You could say that The Jetson family lived in a "smart" home, with their daily chores taken care of by Space Age inventions and 101 gizmos to make their everyday life easier.
Today we are fast moving towards the "smart" home, as well as the "eco" home, driven by both government and private initiatives.
We talked to some of the experts about where we’re headed and where we are now.
Sam Zaher, an architect based in Federal, sees several developments in housing between now and 2050.
First, he believes there will be a lot more modular construction, in which homes are built in a factory and assembled on site.
And the actual construction of a house on site will become more automated, Sam says.
"The cost of labour now is almost as much if not more than the cost of materials. Automation and robotic assembly will reduce that cost."
Second, he says, a house’s ecological virtues will be more visible.
So for instance, "the walls might not be walls anymore, they might be solar panels and the roof will not be tiles with solar panels on them. The roof tiles ARE solar panels.
"You’ll be able to tell just by looking at a building its intent – which is not just to house people."
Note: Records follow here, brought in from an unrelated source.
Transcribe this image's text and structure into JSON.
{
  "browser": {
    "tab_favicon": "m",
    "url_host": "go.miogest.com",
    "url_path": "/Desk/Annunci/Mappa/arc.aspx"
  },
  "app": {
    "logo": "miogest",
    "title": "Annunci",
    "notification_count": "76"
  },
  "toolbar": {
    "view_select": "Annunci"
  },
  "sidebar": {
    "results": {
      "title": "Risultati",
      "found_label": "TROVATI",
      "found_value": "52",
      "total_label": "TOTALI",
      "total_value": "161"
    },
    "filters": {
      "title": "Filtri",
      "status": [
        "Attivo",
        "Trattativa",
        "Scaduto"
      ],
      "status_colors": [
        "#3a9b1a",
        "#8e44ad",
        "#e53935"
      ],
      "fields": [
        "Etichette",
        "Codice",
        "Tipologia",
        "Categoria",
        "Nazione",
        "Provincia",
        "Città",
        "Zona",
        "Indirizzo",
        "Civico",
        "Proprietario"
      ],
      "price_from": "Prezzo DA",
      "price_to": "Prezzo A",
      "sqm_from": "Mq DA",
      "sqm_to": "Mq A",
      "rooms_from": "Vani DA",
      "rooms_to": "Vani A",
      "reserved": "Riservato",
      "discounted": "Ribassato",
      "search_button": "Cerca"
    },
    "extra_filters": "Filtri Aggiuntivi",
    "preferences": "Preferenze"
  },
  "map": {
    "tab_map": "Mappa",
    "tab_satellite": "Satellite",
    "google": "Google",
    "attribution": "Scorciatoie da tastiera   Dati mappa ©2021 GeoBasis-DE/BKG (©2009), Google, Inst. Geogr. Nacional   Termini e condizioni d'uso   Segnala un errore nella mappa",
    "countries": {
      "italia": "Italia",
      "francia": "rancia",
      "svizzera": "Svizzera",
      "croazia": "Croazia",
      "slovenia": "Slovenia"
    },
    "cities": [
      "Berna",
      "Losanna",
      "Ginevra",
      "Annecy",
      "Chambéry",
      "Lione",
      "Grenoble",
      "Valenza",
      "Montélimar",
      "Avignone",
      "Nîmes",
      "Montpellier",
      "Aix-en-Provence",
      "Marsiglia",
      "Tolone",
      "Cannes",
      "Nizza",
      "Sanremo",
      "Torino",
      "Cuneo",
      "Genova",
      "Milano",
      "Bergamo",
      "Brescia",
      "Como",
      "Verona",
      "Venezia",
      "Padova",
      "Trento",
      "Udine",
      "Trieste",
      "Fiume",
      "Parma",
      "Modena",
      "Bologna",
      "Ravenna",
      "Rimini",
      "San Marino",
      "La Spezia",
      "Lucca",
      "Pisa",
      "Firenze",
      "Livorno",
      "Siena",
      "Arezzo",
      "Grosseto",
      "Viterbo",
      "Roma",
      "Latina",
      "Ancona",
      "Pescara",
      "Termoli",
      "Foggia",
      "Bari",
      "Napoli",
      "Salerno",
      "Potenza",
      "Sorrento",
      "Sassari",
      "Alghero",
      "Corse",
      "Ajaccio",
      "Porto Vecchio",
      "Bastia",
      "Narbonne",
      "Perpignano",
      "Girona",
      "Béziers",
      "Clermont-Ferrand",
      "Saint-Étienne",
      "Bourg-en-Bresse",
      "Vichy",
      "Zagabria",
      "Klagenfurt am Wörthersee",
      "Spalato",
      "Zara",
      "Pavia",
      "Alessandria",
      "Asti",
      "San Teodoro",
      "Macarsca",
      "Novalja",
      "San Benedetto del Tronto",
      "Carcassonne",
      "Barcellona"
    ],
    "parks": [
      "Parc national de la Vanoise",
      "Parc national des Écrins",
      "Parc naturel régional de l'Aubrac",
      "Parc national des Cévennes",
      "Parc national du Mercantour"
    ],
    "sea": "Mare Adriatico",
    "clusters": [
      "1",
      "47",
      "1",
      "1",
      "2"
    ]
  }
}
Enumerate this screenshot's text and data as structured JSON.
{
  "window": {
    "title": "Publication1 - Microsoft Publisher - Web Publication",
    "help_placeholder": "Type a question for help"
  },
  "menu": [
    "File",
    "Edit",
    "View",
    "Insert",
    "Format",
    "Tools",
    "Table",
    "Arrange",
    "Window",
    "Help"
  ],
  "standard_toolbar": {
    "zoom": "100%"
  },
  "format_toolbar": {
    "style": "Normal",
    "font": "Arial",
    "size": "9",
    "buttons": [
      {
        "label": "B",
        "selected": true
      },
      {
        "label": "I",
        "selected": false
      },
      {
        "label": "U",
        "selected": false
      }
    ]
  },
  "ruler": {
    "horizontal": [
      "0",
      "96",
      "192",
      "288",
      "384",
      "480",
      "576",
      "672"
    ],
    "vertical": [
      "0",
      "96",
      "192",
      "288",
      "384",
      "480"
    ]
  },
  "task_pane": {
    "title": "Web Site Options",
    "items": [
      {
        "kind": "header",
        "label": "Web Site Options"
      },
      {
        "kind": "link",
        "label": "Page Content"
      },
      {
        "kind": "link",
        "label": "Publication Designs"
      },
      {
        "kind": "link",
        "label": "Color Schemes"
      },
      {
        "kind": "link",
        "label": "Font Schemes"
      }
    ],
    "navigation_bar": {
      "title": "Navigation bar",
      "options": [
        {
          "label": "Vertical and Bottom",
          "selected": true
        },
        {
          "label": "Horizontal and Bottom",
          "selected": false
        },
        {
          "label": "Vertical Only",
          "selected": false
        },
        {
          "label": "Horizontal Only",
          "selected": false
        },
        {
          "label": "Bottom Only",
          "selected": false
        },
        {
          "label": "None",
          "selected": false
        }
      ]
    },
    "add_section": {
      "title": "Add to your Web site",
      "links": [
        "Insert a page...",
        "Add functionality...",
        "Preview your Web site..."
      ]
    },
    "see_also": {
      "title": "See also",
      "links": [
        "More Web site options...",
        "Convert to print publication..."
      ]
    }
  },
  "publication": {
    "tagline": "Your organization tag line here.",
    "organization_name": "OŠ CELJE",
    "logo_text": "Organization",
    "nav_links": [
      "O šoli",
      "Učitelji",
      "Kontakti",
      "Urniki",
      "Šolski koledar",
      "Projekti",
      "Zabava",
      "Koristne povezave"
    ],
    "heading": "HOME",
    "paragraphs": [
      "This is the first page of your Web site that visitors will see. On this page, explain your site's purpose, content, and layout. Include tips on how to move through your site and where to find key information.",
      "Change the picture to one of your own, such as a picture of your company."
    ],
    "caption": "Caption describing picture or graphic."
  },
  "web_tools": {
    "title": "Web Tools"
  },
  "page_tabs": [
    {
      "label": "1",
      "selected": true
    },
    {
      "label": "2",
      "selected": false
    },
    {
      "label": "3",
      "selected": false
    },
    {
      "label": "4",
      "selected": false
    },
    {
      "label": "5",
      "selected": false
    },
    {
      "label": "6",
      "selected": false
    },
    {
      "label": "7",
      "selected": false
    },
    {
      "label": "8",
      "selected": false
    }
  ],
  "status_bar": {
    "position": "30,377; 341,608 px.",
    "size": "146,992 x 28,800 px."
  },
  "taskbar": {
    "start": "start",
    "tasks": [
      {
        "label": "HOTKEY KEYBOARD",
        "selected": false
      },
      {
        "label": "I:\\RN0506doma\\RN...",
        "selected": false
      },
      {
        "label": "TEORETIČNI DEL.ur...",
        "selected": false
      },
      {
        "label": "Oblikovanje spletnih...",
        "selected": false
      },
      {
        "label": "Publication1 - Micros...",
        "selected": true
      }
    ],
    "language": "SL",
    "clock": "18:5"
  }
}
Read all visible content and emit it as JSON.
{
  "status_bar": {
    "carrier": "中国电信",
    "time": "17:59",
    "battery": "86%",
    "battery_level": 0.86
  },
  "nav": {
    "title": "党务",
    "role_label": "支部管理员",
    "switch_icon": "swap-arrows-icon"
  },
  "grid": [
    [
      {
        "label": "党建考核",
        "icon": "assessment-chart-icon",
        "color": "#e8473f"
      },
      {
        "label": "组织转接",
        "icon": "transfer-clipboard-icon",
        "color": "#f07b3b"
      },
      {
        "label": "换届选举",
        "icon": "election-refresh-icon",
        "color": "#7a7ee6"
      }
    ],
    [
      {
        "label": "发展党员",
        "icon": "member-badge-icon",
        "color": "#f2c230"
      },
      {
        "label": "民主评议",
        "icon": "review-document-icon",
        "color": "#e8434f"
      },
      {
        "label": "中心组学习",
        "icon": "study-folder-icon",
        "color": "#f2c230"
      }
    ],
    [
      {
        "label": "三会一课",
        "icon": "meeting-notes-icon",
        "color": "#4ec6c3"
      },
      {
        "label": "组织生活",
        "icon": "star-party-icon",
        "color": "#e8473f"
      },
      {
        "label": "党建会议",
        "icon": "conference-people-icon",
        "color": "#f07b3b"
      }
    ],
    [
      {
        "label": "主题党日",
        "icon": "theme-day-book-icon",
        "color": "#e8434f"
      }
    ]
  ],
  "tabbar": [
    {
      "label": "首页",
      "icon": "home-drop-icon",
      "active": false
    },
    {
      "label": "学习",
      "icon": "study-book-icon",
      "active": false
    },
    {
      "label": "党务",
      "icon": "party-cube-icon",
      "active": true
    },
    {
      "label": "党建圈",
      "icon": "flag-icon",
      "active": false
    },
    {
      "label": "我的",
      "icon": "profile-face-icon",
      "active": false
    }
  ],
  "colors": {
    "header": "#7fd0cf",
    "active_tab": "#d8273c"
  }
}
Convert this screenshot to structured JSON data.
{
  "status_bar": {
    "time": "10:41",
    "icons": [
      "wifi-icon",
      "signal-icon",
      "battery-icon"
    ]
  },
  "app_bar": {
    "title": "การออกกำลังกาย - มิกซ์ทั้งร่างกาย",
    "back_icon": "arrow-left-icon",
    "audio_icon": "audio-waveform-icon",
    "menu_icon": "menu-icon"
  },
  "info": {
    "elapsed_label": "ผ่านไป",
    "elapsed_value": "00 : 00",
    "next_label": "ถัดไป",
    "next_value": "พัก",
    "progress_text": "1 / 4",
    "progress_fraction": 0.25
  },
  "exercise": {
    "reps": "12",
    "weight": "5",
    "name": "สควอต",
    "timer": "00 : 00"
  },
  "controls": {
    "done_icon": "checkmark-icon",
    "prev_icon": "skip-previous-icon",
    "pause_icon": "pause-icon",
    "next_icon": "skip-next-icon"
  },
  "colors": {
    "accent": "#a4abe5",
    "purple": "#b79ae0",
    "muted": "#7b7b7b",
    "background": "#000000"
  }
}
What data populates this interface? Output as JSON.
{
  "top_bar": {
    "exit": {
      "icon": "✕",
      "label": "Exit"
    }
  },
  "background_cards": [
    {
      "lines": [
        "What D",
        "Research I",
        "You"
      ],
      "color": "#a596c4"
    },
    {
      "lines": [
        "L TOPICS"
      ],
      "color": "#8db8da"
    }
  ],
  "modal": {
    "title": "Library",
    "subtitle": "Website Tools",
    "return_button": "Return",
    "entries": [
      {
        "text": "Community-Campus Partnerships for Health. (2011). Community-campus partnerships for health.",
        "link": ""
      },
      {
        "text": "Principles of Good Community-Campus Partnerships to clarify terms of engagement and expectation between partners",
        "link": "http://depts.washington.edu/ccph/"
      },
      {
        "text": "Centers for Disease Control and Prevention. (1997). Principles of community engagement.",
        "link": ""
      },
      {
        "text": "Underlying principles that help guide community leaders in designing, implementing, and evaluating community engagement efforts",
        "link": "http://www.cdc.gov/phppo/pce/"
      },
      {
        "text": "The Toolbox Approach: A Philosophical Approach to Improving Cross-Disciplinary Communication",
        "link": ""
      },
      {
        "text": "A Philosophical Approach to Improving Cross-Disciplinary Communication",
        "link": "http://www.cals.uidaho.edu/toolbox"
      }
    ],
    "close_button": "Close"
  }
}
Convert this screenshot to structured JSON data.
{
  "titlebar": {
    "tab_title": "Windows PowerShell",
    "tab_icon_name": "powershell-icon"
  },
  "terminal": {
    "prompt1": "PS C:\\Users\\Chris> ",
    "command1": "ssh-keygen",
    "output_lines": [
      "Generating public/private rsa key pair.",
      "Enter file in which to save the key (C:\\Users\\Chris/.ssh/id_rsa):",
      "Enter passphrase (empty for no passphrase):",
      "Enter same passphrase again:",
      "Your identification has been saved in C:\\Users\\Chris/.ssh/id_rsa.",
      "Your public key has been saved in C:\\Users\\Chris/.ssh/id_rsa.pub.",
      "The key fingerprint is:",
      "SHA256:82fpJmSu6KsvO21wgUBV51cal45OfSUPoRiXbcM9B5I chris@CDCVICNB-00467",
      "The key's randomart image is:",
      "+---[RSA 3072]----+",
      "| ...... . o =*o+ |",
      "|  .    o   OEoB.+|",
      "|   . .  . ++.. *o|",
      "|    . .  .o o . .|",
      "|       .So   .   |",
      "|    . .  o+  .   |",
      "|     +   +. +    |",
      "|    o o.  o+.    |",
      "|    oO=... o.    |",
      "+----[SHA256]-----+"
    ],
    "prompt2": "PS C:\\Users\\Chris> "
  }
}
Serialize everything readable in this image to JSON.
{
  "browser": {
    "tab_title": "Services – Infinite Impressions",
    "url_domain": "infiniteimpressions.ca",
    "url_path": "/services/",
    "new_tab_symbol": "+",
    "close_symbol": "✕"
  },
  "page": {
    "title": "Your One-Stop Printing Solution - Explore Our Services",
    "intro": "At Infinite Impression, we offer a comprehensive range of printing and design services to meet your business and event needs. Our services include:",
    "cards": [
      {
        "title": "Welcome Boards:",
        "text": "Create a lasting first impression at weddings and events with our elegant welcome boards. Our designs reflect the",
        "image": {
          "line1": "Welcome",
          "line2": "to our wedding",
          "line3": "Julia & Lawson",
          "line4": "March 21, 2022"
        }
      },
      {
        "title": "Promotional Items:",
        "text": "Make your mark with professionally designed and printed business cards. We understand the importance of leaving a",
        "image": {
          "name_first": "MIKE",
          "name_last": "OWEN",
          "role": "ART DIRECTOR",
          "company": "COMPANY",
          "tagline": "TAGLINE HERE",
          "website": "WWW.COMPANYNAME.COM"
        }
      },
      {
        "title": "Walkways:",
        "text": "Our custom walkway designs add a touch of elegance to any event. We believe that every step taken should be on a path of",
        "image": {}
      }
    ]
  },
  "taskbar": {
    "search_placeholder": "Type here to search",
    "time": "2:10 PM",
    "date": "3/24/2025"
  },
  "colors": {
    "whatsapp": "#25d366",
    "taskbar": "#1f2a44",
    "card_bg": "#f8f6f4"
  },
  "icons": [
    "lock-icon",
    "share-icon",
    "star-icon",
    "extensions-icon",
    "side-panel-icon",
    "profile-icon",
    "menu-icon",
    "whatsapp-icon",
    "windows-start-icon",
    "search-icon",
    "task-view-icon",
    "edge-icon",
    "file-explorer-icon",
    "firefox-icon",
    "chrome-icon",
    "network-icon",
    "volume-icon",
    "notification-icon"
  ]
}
And he thinks developments in materials will play a big part in buildings looking very different in 30 or 40 years.
"As well as being solar panels, walls could harness heat and power, storing them and radiating heat in winter and keeping things cool in summer.
"Everything will have a dual function."
Recycling of water and waste will be more common, even in urban areas, with compact pre-designed systems that householders buy and have installed.
Third, houses will increasingly start to have a futuristic look, he says.
"With advances in technology and materials, we may have a new array of ideas in terms of form. People will start accepting different forms from a pitched roof or a flat roof, for instance.
"It’s like when you see concept cars, they look almost like spaceships. Houses could start to go towards that sort of futuristic form."
This will be a result of both environmental demands and the dictates of fashion, in which current ideas are reflected in the architecture.
Smart homes are already here but, at the moment, they’re more focussed on entertainment technology than robots that do the dishes, says the owner of Living Entertainment North Coast Dan Crandon.
Most of the clients who call him want access to sound systems from every room, without a whole lot of cables around the home.
Dan installs "wirelessly controlled home networks" that can run the stereo, the television and video, the internet and the security but cautions that you still need to connect to a 240-volt power supply.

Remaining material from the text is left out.